Wakatipu’s origin myth proposes a respiration that is both wonderfully metaphorical and scientific, but it also raises questions about the embodiments of breath itself. Namely, I’m curious here as to who is an agent of breath? Who and what breathes? Who can breathe easily in the Anthropocene? Who can breathe easily at all? And yet: what an unnecessarily cruel question this is when so many people nowadays cannot breathe fluently or joyfully in a global pandemic. Over the course of the past two years, the ventilator has become a vexed symbol of the persistence of life, of political incompetence. Of medicalized racial injustice. The lungs that strain against the COVID-19 virus are sometimes the same lungs that have historically struggled against anthropogenic non-viral forms of air pollution. Industrial air pollutants are indicators of systemic racism, imperialism, colonialism, and the uneven urban distributions of risk. Indeed, in December 2020, a British coroner ruled, for the first time in legal history of the United Kingdom, that emissions of nitrogen dioxide and particulate matter on the South Circular Road of London were the cause of nine-year-old Ella Kissi-Debrah’s acute respiratory failure in February 2013 (Laville). Toxic airborne pollution is vile matter that forcibly connects gentle lungs with racialized environments. As Timothy Choy notes, “Air muddies the distinction between subjects and environments, and between subjects. This thickness and porosity rendered by air is part of what makes the air and the airborne such deeply felt elements” (157). We, human animals, are too porous for the heavy industry and traffic routes that fill the air and the softness of our lungs. And so: we know the matter of the air by the smoothness of respiration; we feel the keen politics of the air when breathing is labored.

I can point to numerous examples where respiration in the context of human life is fraught. Indeed, the act of breathing foregrounds the buoyancy of humanity and the formations of life. I want to acknowledge and hold those complexities because breathing in relation to human life, especially for populations of color, disabled people, and transgender communities, is not yet guaranteed. And I want to consider additionally, who and what has been excluded from the formulations of breathing more generally, and how breathing itself has been anthropomorphized at the expense of other forms of more-than-human life. As Jane Bennett suggests, “humans are always in composition with nonhumanity, never outside of a sticky web of connections or an ecology” (365). But it is not enough to collapse the human-nature binary or to imagine the intersections between the human and the more-than human. Rather, I invite human breathers to imagine how marvelously we mesh like microbes with flora and fauna, as well as the local, cellular, and the shared global atmosphere under which we collectively respire.

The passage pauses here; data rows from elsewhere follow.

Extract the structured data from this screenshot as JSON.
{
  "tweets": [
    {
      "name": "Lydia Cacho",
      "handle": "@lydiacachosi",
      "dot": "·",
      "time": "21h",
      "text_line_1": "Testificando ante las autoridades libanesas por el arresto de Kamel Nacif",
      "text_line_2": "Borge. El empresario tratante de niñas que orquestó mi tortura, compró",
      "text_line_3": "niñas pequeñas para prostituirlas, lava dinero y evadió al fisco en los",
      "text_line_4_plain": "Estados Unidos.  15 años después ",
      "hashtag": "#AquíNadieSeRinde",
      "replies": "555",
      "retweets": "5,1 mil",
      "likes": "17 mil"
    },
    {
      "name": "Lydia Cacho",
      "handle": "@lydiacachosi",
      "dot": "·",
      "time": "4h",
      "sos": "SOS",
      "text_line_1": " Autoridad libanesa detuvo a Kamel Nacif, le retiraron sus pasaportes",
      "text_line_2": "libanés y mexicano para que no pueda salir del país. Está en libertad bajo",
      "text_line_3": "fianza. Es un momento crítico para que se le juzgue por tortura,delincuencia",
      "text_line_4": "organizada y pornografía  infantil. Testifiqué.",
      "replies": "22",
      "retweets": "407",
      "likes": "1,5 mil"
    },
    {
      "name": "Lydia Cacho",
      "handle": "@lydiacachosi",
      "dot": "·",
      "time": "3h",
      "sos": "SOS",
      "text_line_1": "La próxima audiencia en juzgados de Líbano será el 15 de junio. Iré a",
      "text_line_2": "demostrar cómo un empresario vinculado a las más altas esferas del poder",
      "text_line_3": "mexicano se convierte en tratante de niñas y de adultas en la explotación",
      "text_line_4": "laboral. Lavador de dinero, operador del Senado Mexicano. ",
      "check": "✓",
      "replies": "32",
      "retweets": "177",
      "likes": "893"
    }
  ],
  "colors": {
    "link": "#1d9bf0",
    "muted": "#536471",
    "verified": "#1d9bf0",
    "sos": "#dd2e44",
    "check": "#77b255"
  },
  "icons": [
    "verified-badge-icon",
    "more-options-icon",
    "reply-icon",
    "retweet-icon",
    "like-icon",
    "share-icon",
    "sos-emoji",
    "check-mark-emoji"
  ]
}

My rhetorical resistance to the nature-culture division requires a shift in thinking about other kinds of strange breath-making and breathing events that do not map onto our normative perceptions of respiration. After all, what is breath for entities like Lake Wakatipu? How might a breathing lake reshape our understanding of agentic and non-agentic actors of respiration? And for the wilding conifers that surround Wakatipu, what is breathing for them? Sasha Engelmann frames this question more eloquently than I do here as she suggests, “The question, ‘Who is not a breather?’ is an open-ended provocation to think of a politics in terms of the atmospheric and the ‘more-than-human’” (430-44). If Lake Wakatipu is a breather, what queer politics of the body must we nurture? What rights must we afford to it or to Matau, whose absent body now defines the body of the lake and whose violent death exemplifies the very mattering of my childhood? From the moment of our emergence, none of us can unlearn breathing, but if we attend to respiration detached from the human body and in relation to environments and environmental actors, we might instead re-interrogate the very motions of inhalation and exhalation that are wonderfully alien and antithetical to our notions of air and our experiences of embodiment. Since animals, plants, lakes, soils, and forests experience some form of respiration, as a gas exchange, there is no reason to assume that breathing is our embodiment alone.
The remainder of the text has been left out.